WASHINGTON — U.S. officials disclosed Tuesday that a shipload of Chinese-made artillery shells was delivered to Iran within the last week and said that new sales of Silkworm missiles may be in the works.
The weapons deals infuriated Reagan Administration officials, who have demanded that China stop supplying arms to Iran, which has used the weapons in its eight-year war with Iraq and in recent attacks on neutral shipping in the Persian Gulf.
The United States is particularly concerned about new sales of Silkworm anti-ship missiles, used by Iran in the last two weeks to strike a U.S.-registered Kuwaiti tanker and a U.S.-owned freighter in the waters near Kuwait.
Iran is believed to have between 100 and 200 of the mobile missiles, which carry 1,000-pound warheads and can hit targets up to 50 miles away.
China has repeatedly denied selling weapons to Iran, saying that the Tehran regime could have acquired the arms in the international open market. U.S. officials contend that China is supplying the weapons through Hong Kong and North Korea.
Under Secretary of State Michael H. Armacost will deliver a strong protest over the latest arms sales when he visits Beijing later in the week, a State Department official said Tuesday.
The shipload of Chinese artillery shells was tracked to Iran by U.S. intelligence agencies, according to sources, who would not disclose their exact route. Officials were less certain about further shipments of Silkworm missiles.
"It's not clear whether they are concluding a new deal or if they just have the stuff in train" from a previous sale, one official said, requesting anonymity.
Retaliation by U.S.
Last week, the State Department announced that the U.S. government will not relax restrictions on the sale of American high-technology goods to China, as scheduled, because of China's continuing military sales to Iran. The decision followed Iran's Silkworm attack on the U.S.-registered Sea Isle City off Kuwait on Oct. 16.

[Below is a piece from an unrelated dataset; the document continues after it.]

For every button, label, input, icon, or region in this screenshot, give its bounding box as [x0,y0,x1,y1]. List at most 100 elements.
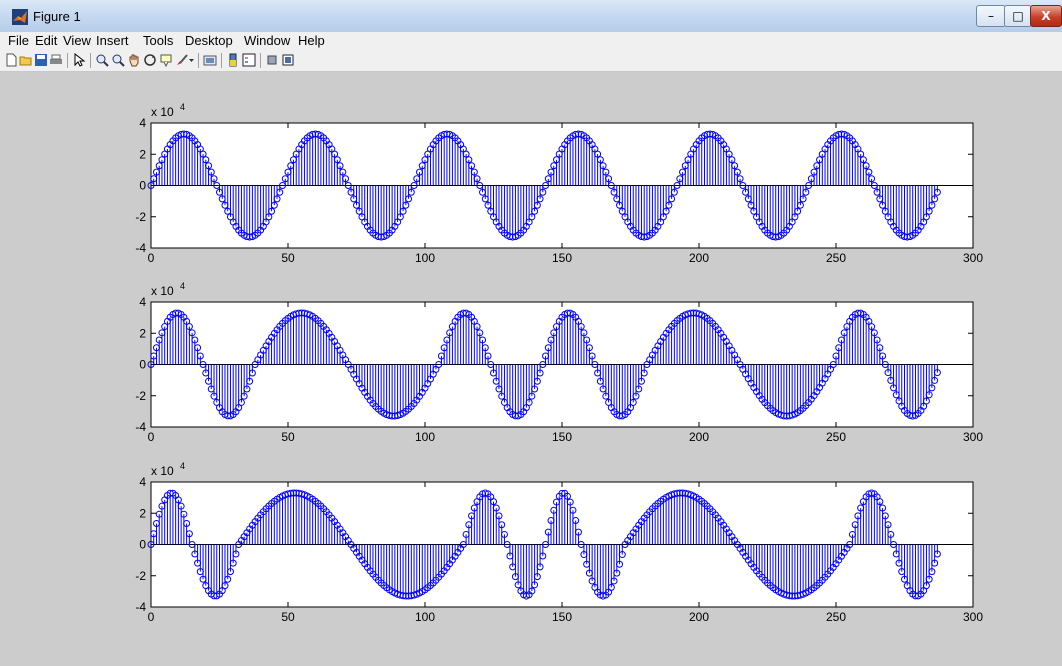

U.S. officials said the United States has tried for more than a year to persuade China to stop selling arms to Tehran.
Meanwhile, an Iranian resistance group said Tuesday it has learned that a Silkworm launcher was moved over the weekend from the Strait of Hormuz at the mouth of the gulf to the Faw Peninsula at the gulf's northern end. The Pentagon has said the Silkworms fired toward Kuwait in recent weeks came from a missile emplacement on the Faw Peninsula, which Iran captured from Iraq in February, 1986.
Ali Safavi, spokesman for the Moujahedeen organization, said at a press conference that the government of the Ayatollah Ruhollah Khomeini plans to launch a missile attack "in the coming days." He said he has no information about the intended target.
Safavi said the Iranian government bought the Silkworm missiles as part of a $400-million arms package negotiated with China early last year. Also included in the deal were an unspecified number of Chinese HQ-2J missiles, a version of the Soviet SAM-2 surface-to-air missiles.